Recall that when we first started this Masechet there was a debate regarding a woman that saw dam and how far back in time must she be concerned that she was tameh. One of the opinions was that of Beit Shammai who maintained that she need not be concerned at all; she is only tameh from that point in time onward. The Gemara (3a) raises the case of the sheretz presented in our Mishnah as a difficulty on Beit Shammai’s position. Despite in both cases our starting point is where there was a chezkat tahara – existing presumed status of tahara – in the case of the mavoi we are concerned for the time prior to the discovery of the tumah, whereas Beit Shammai in the early case is not.
The Gemara differentiates between the two cases. In the case of the mavoi the sheretz could have originated for outside the mavoi as well as from within, it is considered “tartei le’rei’uta” (twice in the negative). In other words, there are more reason to be concerned.

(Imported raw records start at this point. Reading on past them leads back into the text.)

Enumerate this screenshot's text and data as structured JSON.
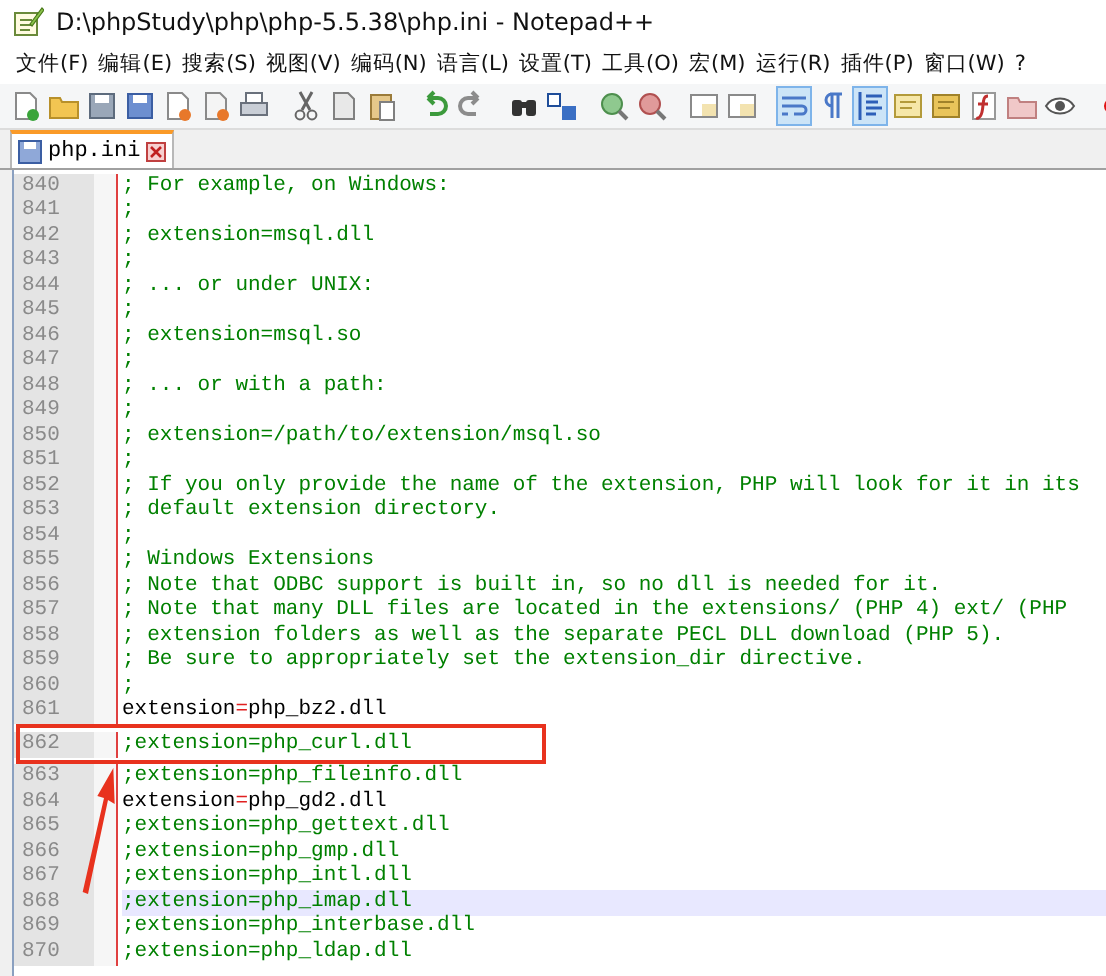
{
  "window": {
    "title": "D:\\phpStudy\\php\\php-5.5.38\\php.ini - Notepad++"
  },
  "menu": [
    "文件(F)",
    "编辑(E)",
    "搜索(S)",
    "视图(V)",
    "编码(N)",
    "语言(L)",
    "设置(T)",
    "工具(O)",
    "宏(M)",
    "运行(R)",
    "插件(P)",
    "窗口(W)",
    "?"
  ],
  "toolbar": [
    {
      "kind": "new",
      "pressed": false
    },
    {
      "kind": "open",
      "pressed": false
    },
    {
      "kind": "save",
      "pressed": false
    },
    {
      "kind": "saveall",
      "pressed": false
    },
    {
      "kind": "close",
      "pressed": false
    },
    {
      "kind": "closeall",
      "pressed": false
    },
    {
      "kind": "print",
      "pressed": false
    },
    {
      "kind": "sep"
    },
    {
      "kind": "cut",
      "pressed": false
    },
    {
      "kind": "copy",
      "pressed": false
    },
    {
      "kind": "paste",
      "pressed": false
    },
    {
      "kind": "sep"
    },
    {
      "kind": "undo",
      "pressed": false
    },
    {
      "kind": "redo",
      "pressed": false
    },
    {
      "kind": "sep"
    },
    {
      "kind": "find",
      "pressed": false
    },
    {
      "kind": "replace",
      "pressed": false
    },
    {
      "kind": "sep"
    },
    {
      "kind": "zoomin",
      "pressed": false
    },
    {
      "kind": "zoomout",
      "pressed": false
    },
    {
      "kind": "sep"
    },
    {
      "kind": "syncv",
      "pressed": false
    },
    {
      "kind": "synch",
      "pressed": false
    },
    {
      "kind": "sep"
    },
    {
      "kind": "wrap",
      "pressed": true
    },
    {
      "kind": "pilcrow",
      "pressed": false
    },
    {
      "kind": "indent",
      "pressed": true
    },
    {
      "kind": "udl",
      "pressed": false
    },
    {
      "kind": "map",
      "pressed": false
    },
    {
      "kind": "func",
      "pressed": false
    },
    {
      "kind": "folder",
      "pressed": false
    },
    {
      "kind": "eye",
      "pressed": false
    },
    {
      "kind": "sep"
    },
    {
      "kind": "record",
      "pressed": false
    }
  ],
  "tabs": [
    {
      "label": "php.ini",
      "selected": true
    }
  ],
  "lines": [
    {
      "number": "840",
      "kind": "comment",
      "text": "; For example, on Windows:",
      "current": false,
      "marked": false
    },
    {
      "number": "841",
      "kind": "comment",
      "text": ";",
      "current": false,
      "marked": false
    },
    {
      "number": "842",
      "kind": "comment",
      "text": ";   extension=msql.dll",
      "current": false,
      "marked": false
    },
    {
      "number": "843",
      "kind": "comment",
      "text": ";",
      "current": false,
      "marked": false
    },
    {
      "number": "844",
      "kind": "comment",
      "text": "; ... or under UNIX:",
      "current": false,
      "marked": false
    },
    {
      "number": "845",
      "kind": "comment",
      "text": ";",
      "current": false,
      "marked": false
    },
    {
      "number": "846",
      "kind": "comment",
      "text": ";   extension=msql.so",
      "current": false,
      "marked": false
    },
    {
      "number": "847",
      "kind": "comment",
      "text": ";",
      "current": false,
      "marked": false
    },
    {
      "number": "848",
      "kind": "comment",
      "text": "; ... or with a path:",
      "current": false,
      "marked": false
    },
    {
      "number": "849",
      "kind": "comment",
      "text": ";",
      "current": false,
      "marked": false
    },
    {
      "number": "850",
      "kind": "comment",
      "text": ";   extension=/path/to/extension/msql.so",
      "current": false,
      "marked": false
    },
    {
      "number": "851",
      "kind": "comment",
      "text": ";",
      "current": false,
      "marked": false
    },
    {
      "number": "852",
      "kind": "comment",
      "text": "; If you only provide the name of the extension, PHP will look for it in its",
      "current": false,
      "marked": false
    },
    {
      "number": "853",
      "kind": "comment",
      "text": "; default extension directory.",
      "current": false,
      "marked": false
    },
    {
      "number": "854",
      "kind": "comment",
      "text": ";",
      "current": false,
      "marked": false
    },
    {
      "number": "855",
      "kind": "comment",
      "text": "; Windows Extensions",
      "current": false,
      "marked": false
    },
    {
      "number": "856",
      "kind": "comment",
      "text": "; Note that ODBC support is built in, so no dll is needed for it.",
      "current": false,
      "marked": false
    },
    {
      "number": "857",
      "kind": "comment",
      "text": "; Note that many DLL files are located in the extensions/ (PHP 4) ext/ (PHP",
      "current": false,
      "marked": false
    },
    {
      "number": "858",
      "kind": "comment",
      "text": "; extension folders as well as the separate PECL DLL download (PHP 5).",
      "current": false,
      "marked": false
    },
    {
      "number": "859",
      "kind": "comment",
      "text": "; Be sure to appropriately set the extension_dir directive.",
      "current": false,
      "marked": false
    },
    {
      "number": "860",
      "kind": "comment",
      "text": ";",
      "current": false,
      "marked": false
    },
    {
      "number": "861",
      "kind": "directive",
      "text": "extension=php_bz2.dll",
      "current": false,
      "marked": false
    },
    {
      "number": "862",
      "kind": "comment",
      "text": ";extension=php_curl.dll",
      "current": false,
      "marked": true
    },
    {
      "number": "863",
      "kind": "comment",
      "text": ";extension=php_fileinfo.dll",
      "current": false,
      "marked": false
    },
    {
      "number": "864",
      "kind": "directive",
      "text": "extension=php_gd2.dll",
      "current": false,
      "marked": false
    },
    {
      "number": "865",
      "kind": "comment",
      "text": ";extension=php_gettext.dll",
      "current": false,
      "marked": false
    },
    {
      "number": "866",
      "kind": "comment",
      "text": ";extension=php_gmp.dll",
      "current": false,
      "marked": false
    },
    {
      "number": "867",
      "kind": "comment",
      "text": ";extension=php_intl.dll",
      "current": false,
      "marked": false
    },
    {
      "number": "868",
      "kind": "comment",
      "text": ";extension=php_imap.dll",
      "current": true,
      "marked": false
    },
    {
      "number": "869",
      "kind": "comment",
      "text": ";extension=php_interbase.dll",
      "current": false,
      "marked": false
    },
    {
      "number": "870",
      "kind": "comment",
      "text": ";extension=php_ldap.dll",
      "current": false,
      "marked": false
    }
  ]
}
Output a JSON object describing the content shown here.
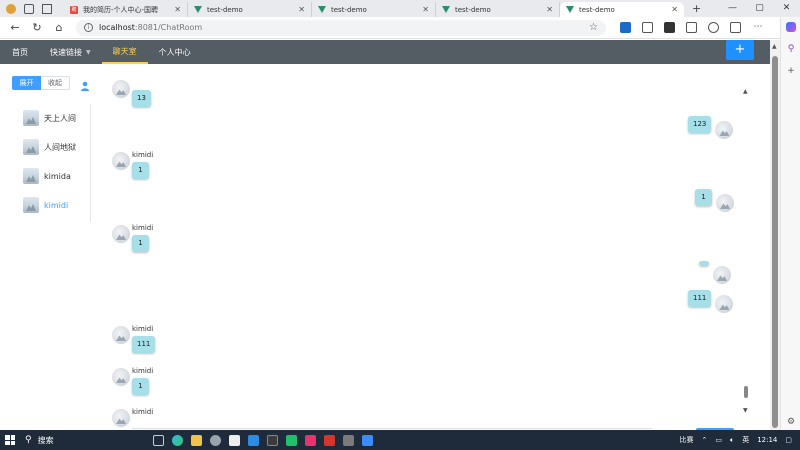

The Tosfot (3a u’sheratzim) however ask that the answer of the Gemara may satisfy the case of the sheretz, yet the case of the ketem appears to still present a difficulty for the position of Beit Shammai. The Tosfot answer that the case of ketamim is also different. Firstly, if the ketem was dry, it is certainly tameh le’mafreah – it had to have been there for some time. Furthermore, the Tosfot list cases where even if it is moist, it is still certainly tameh le’mafreah. That being the case, the Chachamim made a blanket rule that all ketamim are me’tameh lemafreah.
One might still ask, why is it that in the case of a ketem the chazak is completely lost? We should simple calculate how far back in time would it be possible that the ketem was moist and only me’tameh till that point rather then all the way back to when it was laundered. The Chatam Sofer (3a, u’sheratzim) cites the the Ran (Chullin 11a) who explains that since at a recent point in time we know the ketem was there (since the ketem was dry) she loses her chazaka completely and is tameh back until it can be established again with certainty.